Convention Center Not Living Up to Lofty Goals
Monday, February 19, 2007
Nearly four years ago, city officials opened the $850 million Washington Convention Center with a string of superlatives. The largest publicly financed project ever built in the city, they said, would attract more than a million visitors a year, fill hotels and set off an economic boom.
Instead, convention attendance is dropping, the surrounding neighborhood is yet to be transformed by the promised new development, and conventioneers are filling fewer hotel rooms than expected.
The number of hotel rooms booked is especially significant because it is the most accurate measure of performance, and last year hotel convention bookings missed projections by 13 percent. Bookings are likely to fall short of projections by 24 percent this year and 29 percent next year.
To pay for the center, the city raised its tax rate for all hotel rooms and restaurant meals. It is hard to measure how much of the promised $1.4 billion boost to the local economy has occurred, and convention center supporters no longer cite the regional economic impact figure because they admit it is nearly impossible to track.
One underlying reason for the record so far: When making their predictions, officials figured Washington's hotels would give conventioneers discounts, making the city an attractive venue for associations of dentists, insurance agents and engineers. But hotels are so filled with tourists, lobbyists and businesspeople who are paying top rates that hotels have little reason to offer the discounts that convention planners seek.

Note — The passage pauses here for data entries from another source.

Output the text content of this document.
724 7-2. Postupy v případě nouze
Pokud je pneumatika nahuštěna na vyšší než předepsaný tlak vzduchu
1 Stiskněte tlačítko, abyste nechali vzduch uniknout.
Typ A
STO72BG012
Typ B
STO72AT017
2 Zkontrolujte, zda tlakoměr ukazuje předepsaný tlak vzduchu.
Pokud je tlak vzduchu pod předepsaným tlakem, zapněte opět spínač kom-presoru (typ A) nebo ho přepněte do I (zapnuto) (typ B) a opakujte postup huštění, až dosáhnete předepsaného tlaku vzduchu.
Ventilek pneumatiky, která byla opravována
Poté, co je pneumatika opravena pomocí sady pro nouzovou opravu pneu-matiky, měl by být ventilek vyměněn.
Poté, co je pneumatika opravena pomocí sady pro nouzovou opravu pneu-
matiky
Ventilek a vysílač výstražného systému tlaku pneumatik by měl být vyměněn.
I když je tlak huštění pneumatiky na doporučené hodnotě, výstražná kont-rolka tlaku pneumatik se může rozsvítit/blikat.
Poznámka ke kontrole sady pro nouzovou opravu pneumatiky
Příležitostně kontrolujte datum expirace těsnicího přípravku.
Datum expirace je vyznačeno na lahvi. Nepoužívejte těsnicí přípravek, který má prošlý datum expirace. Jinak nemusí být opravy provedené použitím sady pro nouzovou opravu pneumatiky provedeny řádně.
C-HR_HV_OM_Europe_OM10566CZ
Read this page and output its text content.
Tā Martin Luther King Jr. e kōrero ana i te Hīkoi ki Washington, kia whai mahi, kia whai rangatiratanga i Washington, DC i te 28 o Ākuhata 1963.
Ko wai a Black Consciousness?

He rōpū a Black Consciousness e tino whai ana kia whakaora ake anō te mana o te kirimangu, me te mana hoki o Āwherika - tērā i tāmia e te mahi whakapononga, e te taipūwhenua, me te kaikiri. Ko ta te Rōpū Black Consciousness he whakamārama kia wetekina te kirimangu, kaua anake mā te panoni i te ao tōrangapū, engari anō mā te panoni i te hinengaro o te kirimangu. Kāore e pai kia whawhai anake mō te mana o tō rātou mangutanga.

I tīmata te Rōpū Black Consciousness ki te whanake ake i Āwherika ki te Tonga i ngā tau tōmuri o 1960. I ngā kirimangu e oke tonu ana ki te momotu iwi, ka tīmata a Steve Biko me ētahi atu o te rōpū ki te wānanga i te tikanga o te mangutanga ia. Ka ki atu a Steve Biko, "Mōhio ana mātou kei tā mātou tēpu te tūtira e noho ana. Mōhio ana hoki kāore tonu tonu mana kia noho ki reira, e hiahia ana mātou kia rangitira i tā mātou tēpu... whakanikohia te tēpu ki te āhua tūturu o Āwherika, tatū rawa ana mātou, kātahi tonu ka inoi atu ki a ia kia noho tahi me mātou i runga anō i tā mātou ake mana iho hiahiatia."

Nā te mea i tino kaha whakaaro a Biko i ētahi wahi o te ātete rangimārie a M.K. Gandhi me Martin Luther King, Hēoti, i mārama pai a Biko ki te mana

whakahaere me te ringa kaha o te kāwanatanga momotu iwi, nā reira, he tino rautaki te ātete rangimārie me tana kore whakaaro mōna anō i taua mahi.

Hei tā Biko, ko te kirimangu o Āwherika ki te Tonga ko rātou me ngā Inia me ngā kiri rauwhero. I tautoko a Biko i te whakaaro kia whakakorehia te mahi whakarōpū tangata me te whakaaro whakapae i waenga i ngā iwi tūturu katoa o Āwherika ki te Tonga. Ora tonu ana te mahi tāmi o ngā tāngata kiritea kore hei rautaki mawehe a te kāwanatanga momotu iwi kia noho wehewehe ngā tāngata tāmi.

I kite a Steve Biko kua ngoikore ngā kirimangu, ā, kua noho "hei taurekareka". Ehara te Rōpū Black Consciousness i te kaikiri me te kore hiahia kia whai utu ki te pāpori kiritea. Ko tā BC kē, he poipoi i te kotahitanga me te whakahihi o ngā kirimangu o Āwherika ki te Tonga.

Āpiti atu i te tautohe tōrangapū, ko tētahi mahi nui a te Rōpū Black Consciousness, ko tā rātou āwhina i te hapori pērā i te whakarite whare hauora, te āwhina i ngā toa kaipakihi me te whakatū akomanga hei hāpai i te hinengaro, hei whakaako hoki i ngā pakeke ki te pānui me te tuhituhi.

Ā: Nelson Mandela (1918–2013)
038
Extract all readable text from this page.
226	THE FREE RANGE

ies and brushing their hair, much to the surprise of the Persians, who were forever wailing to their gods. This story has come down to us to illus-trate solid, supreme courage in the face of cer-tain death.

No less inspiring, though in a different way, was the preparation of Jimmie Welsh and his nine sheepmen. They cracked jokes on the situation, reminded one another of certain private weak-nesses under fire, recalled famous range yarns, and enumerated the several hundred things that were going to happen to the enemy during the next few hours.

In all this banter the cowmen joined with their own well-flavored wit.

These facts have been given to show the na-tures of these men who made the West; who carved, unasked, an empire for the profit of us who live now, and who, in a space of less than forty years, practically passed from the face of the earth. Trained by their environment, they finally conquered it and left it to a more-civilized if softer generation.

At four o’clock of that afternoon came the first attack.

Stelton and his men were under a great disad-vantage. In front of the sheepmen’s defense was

The city's solution is to increase its investment, pressing ahead with plans to build a $550 million hotel next to the convention center, financed in part with a $135 million tax subsidy from the city, which convention center officials expect to be repaid with tax revenue generated by the project. The rest will be privately financed.
"We've got to do better," said William A. Hanbury, president and chief executive of the Washington, D.C., Convention & Tourism Corp. "The convention center and the hotel community all realize we need to do a better job of selling D.C. as a convention center destination. With a hotel, we'll be better able to sell the city."
A headquarters hotel, Hanbury said, will give him more rooms dedicated to convention-goers. But critics of the idea that convention centers provide significant economic benefits argue that a hotel will not reverse the trends and is simply throwing good money after bad.
"The center was promised to bring out-of-towners who stayed in hotels and spent money," said Heywood Sanders of the University of Texas at San Antonio, who studies the performance of convention centers and is a longtime critic of such publicly financed projects. "They routinely overpromise, and they never do what they're supposed to do. The question is how badly they perform. Putting in a hotel is no guarantee that it will improve the center's performance."
Washington's convention center was expected to attract visitors with money to spend, not to make money itself. But the loss is now expected to be wider than originally projected -- $22 million this year, compared with the initial projection of $10 million. Two big reasons were increased costs for power bills because of general increased utility rates and higher security expenses. Upkeep is costly: $180,000 a year to clean the glass and windows, $35,000 to repair wood doors and panels, $10,000 to replace carpet, and as much as $150,000 to fix paint and drywall damaged from moving equipment in and out.
Most convention centers lose money or barely break even. In Washington, the center is subsidized by a dedicated tax passed in 1994: 4.5 percent of the city's hotel tax and 1 percent of the restaurant tax goes to paying off the bonds issued to help pay for the center. The center got about $80 million last year from the dedicated tax revenue, which goes to financing its $36 million in annual debt service and other expenses.
The convention center hosted roughly 100 events in 2006. A Washington Post analysis of its performance focused on large conventions and trade shows and excluded one-day meetings, public events such as the car show, and parties booked at the facility.